Die Zeitung Le Figaro veröffentlichte einen offenen Brief unter der Überschrift „Notre Dame: Was durch den Brand gerettet wurde, will die Diözese vernichten“. Es wurde von über 100 berühmten Franzosen unterzeichnet, darunter Didier Ricner, Chefredakteur des Kunstmagazins La Tribune de l’Art. Sie alle sind überzeugt, dass Innovationen die Kathedrale Notre Dame entstellen werden:

„Das Geld, das für die Restaurierung von North Dame gesammelt wurde, wird verwendet, um die Innenausstattung und den liturgischen Raum der Kirche vollständig zu verzerren. Die Kirche ist 2000 Jahre alt. Es hat eine Geschichte, die wir respektieren müssen und die moderne Menschen nicht mit einem Federstrich löschen können.“

Kunstkritiker in anderen Ländern sind nicht weniger empört. Maria Ceccarelli, Expertin für mittelalterliche Architektur von der Universität Pisa, ist davon überzeugt, dass eine qualitativ hochwertige Restaurierung und nicht der Versuch einer „Modernisierung“ des Doms notwendig ist.

Es gibt aber auch Unterstützer der für den Dom geplanten Neuerungen. Zum Beispiel ein Professor an der Filiale der Universität des Heiligen Geistes in Rom. Ducaine Elizabeth Leo sagte gegenüber der Washington Post:

„Das Konzept des Wiederaufbauprojekts entspricht voll und ganz dem katholischen Kanon. Das ist kein „Christentum für Dummköpfe“, wie viele sagen, sondern ein Versuch, junge Leute anzuziehen, den Realitäten zu entsprechen.“

Gnadenloses Feuer Am 15. April 2019 erlitt Notre Dame enorme Schäden: 2/3 des Daches brannten ab, die im 19. Jahrhundert errichtete Turmspitze der Kathedrale wurde zerstört. Glücklicherweise gelang es ihnen auf wundersame Weise, die Hauptreliquie in der Kathedrale zu retten – die Dornenkrone Jesu Christi. Es landete in Frankreich dank König Louis Saint, der es während der Kreuzzüge vom lateinischen Kaiser Balduin II. kaufte.

Lange Zeit waren die Feuerwehrleute dem Feuer nicht gewachsen, doch am Ende konnten sie die tragenden Mauern des Doms retten. Trotzdem erlitt das historische Denkmal kolossale Schäden. Die Restaurierung würde nach damaligen Expertenschätzungen bis zu 15 Jahre dauern.

Mehr als 340.000 Menschen spendeten insgesamt 833 Millionen Euro für die Restaurierung des Doms. Der Restaurierungsprozess soll bis zum 16. April 2024 abgeschlossen sein, wenn die Olympischen Spiele in Paris beginnen.

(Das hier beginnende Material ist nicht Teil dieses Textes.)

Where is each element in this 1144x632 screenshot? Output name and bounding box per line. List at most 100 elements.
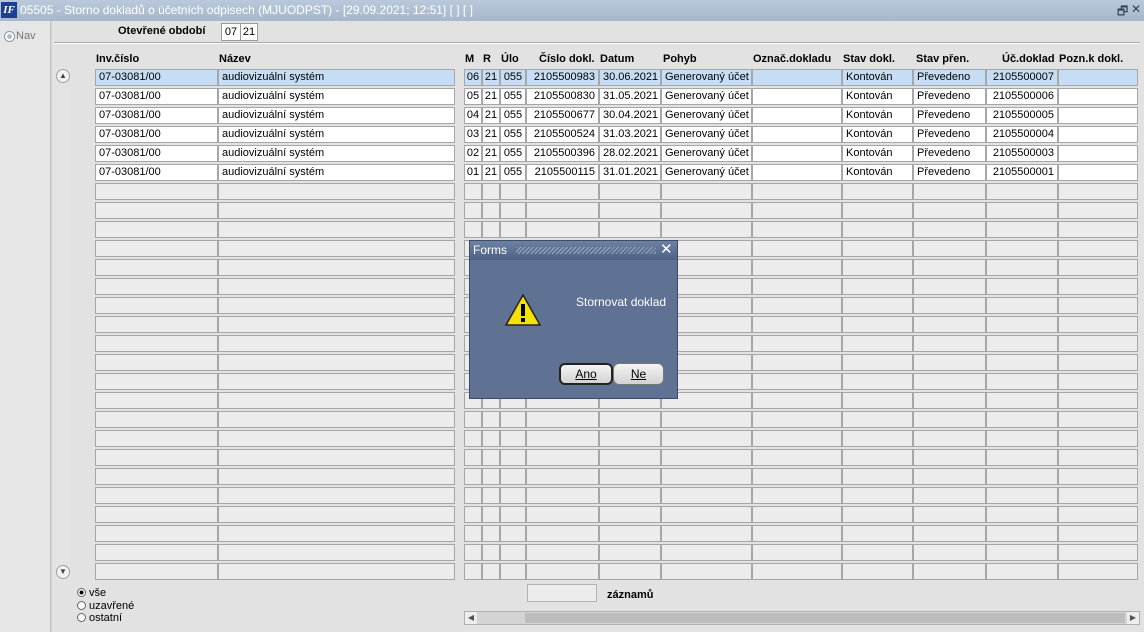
- cell-pozn[interactable]: [1058, 88, 1138, 105]
- radio-ostatni-icon[interactable]: [77, 613, 86, 622]
- empty-cell-ucdoklad[interactable]: [986, 297, 1058, 314]
- empty-cell-m[interactable]: [464, 506, 482, 523]
- close-window-icon[interactable]: ✕: [1131, 2, 1141, 16]
- cell-datum[interactable]: 31.03.2021: [599, 126, 661, 143]
- cell-m[interactable]: 03: [464, 126, 482, 143]
- empty-cell-pozn[interactable]: [1058, 506, 1138, 523]
- empty-cell-prenos[interactable]: [913, 392, 986, 409]
- empty-cell-pozn[interactable]: [1058, 525, 1138, 542]
- vertical-scrollbar[interactable]: [56, 68, 70, 580]
- cell-pohyb[interactable]: Generovaný účet: [661, 145, 752, 162]
- empty-cell-inv[interactable]: [95, 202, 218, 219]
- empty-cell-pohyb[interactable]: [661, 506, 752, 523]
- empty-cell-oznac[interactable]: [752, 487, 842, 504]
- cell-pohyb[interactable]: Generovaný účet: [661, 126, 752, 143]
- empty-cell-inv[interactable]: [95, 544, 218, 561]
- cell-prenos[interactable]: Převedeno: [913, 126, 986, 143]
- empty-cell-cislo[interactable]: [526, 563, 599, 580]
- empty-cell-datum[interactable]: [599, 506, 661, 523]
- empty-cell-ucdoklad[interactable]: [986, 259, 1058, 276]
- empty-cell-ucdoklad[interactable]: [986, 373, 1058, 390]
- cell-nazev[interactable]: audiovizuální systém: [218, 107, 455, 124]
- empty-cell-cislo[interactable]: [526, 525, 599, 542]
- empty-cell-ucdoklad[interactable]: [986, 525, 1058, 542]
- cell-m[interactable]: 06: [464, 69, 482, 86]
- empty-cell-nazev[interactable]: [218, 183, 455, 200]
- empty-cell-stav[interactable]: [842, 487, 913, 504]
- empty-cell-r[interactable]: [482, 202, 500, 219]
- cell-nazev[interactable]: audiovizuální systém: [218, 69, 455, 86]
- empty-cell-ucdoklad[interactable]: [986, 449, 1058, 466]
- empty-cell-oznac[interactable]: [752, 506, 842, 523]
- cell-ucdoklad[interactable]: 2105500001: [986, 164, 1058, 181]
- empty-cell-nazev[interactable]: [218, 563, 455, 580]
- empty-cell-stav[interactable]: [842, 316, 913, 333]
- empty-cell-prenos[interactable]: [913, 506, 986, 523]
- empty-cell-prenos[interactable]: [913, 411, 986, 428]
- empty-cell-stav[interactable]: [842, 259, 913, 276]
- empty-cell-datum[interactable]: [599, 449, 661, 466]
- cell-ucdoklad[interactable]: 2105500005: [986, 107, 1058, 124]
- cell-stav[interactable]: Kontován: [842, 145, 913, 162]
- cell-stav[interactable]: Kontován: [842, 69, 913, 86]
- cell-oznac[interactable]: [752, 145, 842, 162]
- empty-cell-inv[interactable]: [95, 373, 218, 390]
- radio-vse-icon[interactable]: [77, 588, 86, 597]
- cell-prenos[interactable]: Převedeno: [913, 164, 986, 181]
- empty-cell-oznac[interactable]: [752, 373, 842, 390]
- empty-cell-ucdoklad[interactable]: [986, 335, 1058, 352]
- empty-cell-inv[interactable]: [95, 525, 218, 542]
- cell-oznac[interactable]: [752, 164, 842, 181]
- empty-cell-oznac[interactable]: [752, 468, 842, 485]
- cell-stav[interactable]: Kontován: [842, 88, 913, 105]
- empty-cell-cislo[interactable]: [526, 430, 599, 447]
- cell-cislo[interactable]: 2105500524: [526, 126, 599, 143]
- empty-cell-r[interactable]: [482, 449, 500, 466]
- empty-cell-ucdoklad[interactable]: [986, 468, 1058, 485]
- empty-cell-datum[interactable]: [599, 468, 661, 485]
- empty-cell-stav[interactable]: [842, 525, 913, 542]
- period-month-field[interactable]: 07: [221, 23, 241, 41]
- empty-cell-oznac[interactable]: [752, 525, 842, 542]
- empty-cell-inv[interactable]: [95, 506, 218, 523]
- empty-cell-ucdoklad[interactable]: [986, 487, 1058, 504]
- empty-cell-nazev[interactable]: [218, 468, 455, 485]
- empty-cell-m[interactable]: [464, 544, 482, 561]
- cell-cislo[interactable]: 2105500983: [526, 69, 599, 86]
- empty-cell-stav[interactable]: [842, 506, 913, 523]
- dialog-drag-handle[interactable]: [516, 247, 656, 254]
- cell-stav[interactable]: Kontován: [842, 164, 913, 181]
- empty-cell-m[interactable]: [464, 468, 482, 485]
- cell-prenos[interactable]: Převedeno: [913, 107, 986, 124]
- empty-cell-pozn[interactable]: [1058, 373, 1138, 390]
- empty-cell-ucdoklad[interactable]: [986, 278, 1058, 295]
- empty-cell-pozn[interactable]: [1058, 297, 1138, 314]
- empty-cell-stav[interactable]: [842, 430, 913, 447]
- cell-inv[interactable]: 07-03081/00: [95, 164, 218, 181]
- empty-cell-oznac[interactable]: [752, 411, 842, 428]
- empty-cell-datum[interactable]: [599, 487, 661, 504]
- empty-cell-pozn[interactable]: [1058, 468, 1138, 485]
- cell-inv[interactable]: 07-03081/00: [95, 88, 218, 105]
- empty-cell-datum[interactable]: [599, 430, 661, 447]
- empty-cell-prenos[interactable]: [913, 525, 986, 542]
- empty-cell-pozn[interactable]: [1058, 563, 1138, 580]
- empty-cell-oznac[interactable]: [752, 278, 842, 295]
- empty-cell-nazev[interactable]: [218, 354, 455, 371]
- empty-cell-m[interactable]: [464, 411, 482, 428]
- cell-pozn[interactable]: [1058, 107, 1138, 124]
- nav-radio-icon[interactable]: [4, 31, 15, 42]
- dialog-close-icon[interactable]: ✕: [660, 241, 673, 259]
- cell-datum[interactable]: 30.04.2021: [599, 107, 661, 124]
- scroll-down-icon[interactable]: ▼: [56, 565, 70, 579]
- empty-cell-prenos[interactable]: [913, 259, 986, 276]
- empty-cell-prenos[interactable]: [913, 487, 986, 504]
- empty-cell-nazev[interactable]: [218, 221, 455, 238]
- empty-cell-cislo[interactable]: [526, 411, 599, 428]
- cell-cislo[interactable]: 2105500830: [526, 88, 599, 105]
- empty-cell-stav[interactable]: [842, 544, 913, 561]
- empty-cell-nazev[interactable]: [218, 544, 455, 561]
- empty-cell-cislo[interactable]: [526, 468, 599, 485]
- cell-datum[interactable]: 31.01.2021: [599, 164, 661, 181]
- filter-option-vse[interactable]: vše: [77, 587, 106, 599]
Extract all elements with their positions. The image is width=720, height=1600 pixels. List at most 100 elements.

Experten halten keine der zahlreichen Restaurierungen des Doms für gelungen. Doch das jüngste Projekt sorgte für einen wahren Sturm öffentlicher Empörung und politischer Resonanz. Im nächsten Jahr werden in Frankreich Präsidentschaftswahlen stattfinden, die erste Runde – fast am Jahrestag des Brandes, dem 10. April.

Emmanuel Macrons größter Rivale, der rechtsextreme Erik Zemmour, bezeichnete die Renovierung der Kathedrale in der Zeitung Le Point als „ein schreckliches Unternehmen, das darauf abzielt, das Wesen des meistbesuchten Gebäudes der Welt zu verzerren“:

„Sie fördern alles, was das Herz unserer Zivilisation zerstören kann. Seit mehreren Monaten läuft ein Projekt, die Kathedrale von Paris unter dem Vorwand ihrer Restaurierung zu demontieren. Seit wann besteht Modernisierung darin, ein unglaubliches Meisterwerk zu entstellen und durch eine alberne Fantasie zu ersetzen?

Es sei darauf hingewiesen, dass der amtierende französische Präsident Emmanuel Macron derselben Meinung ist – er befürwortete Wiederaufbau der Kathedrale in seiner ursprünglichen Form.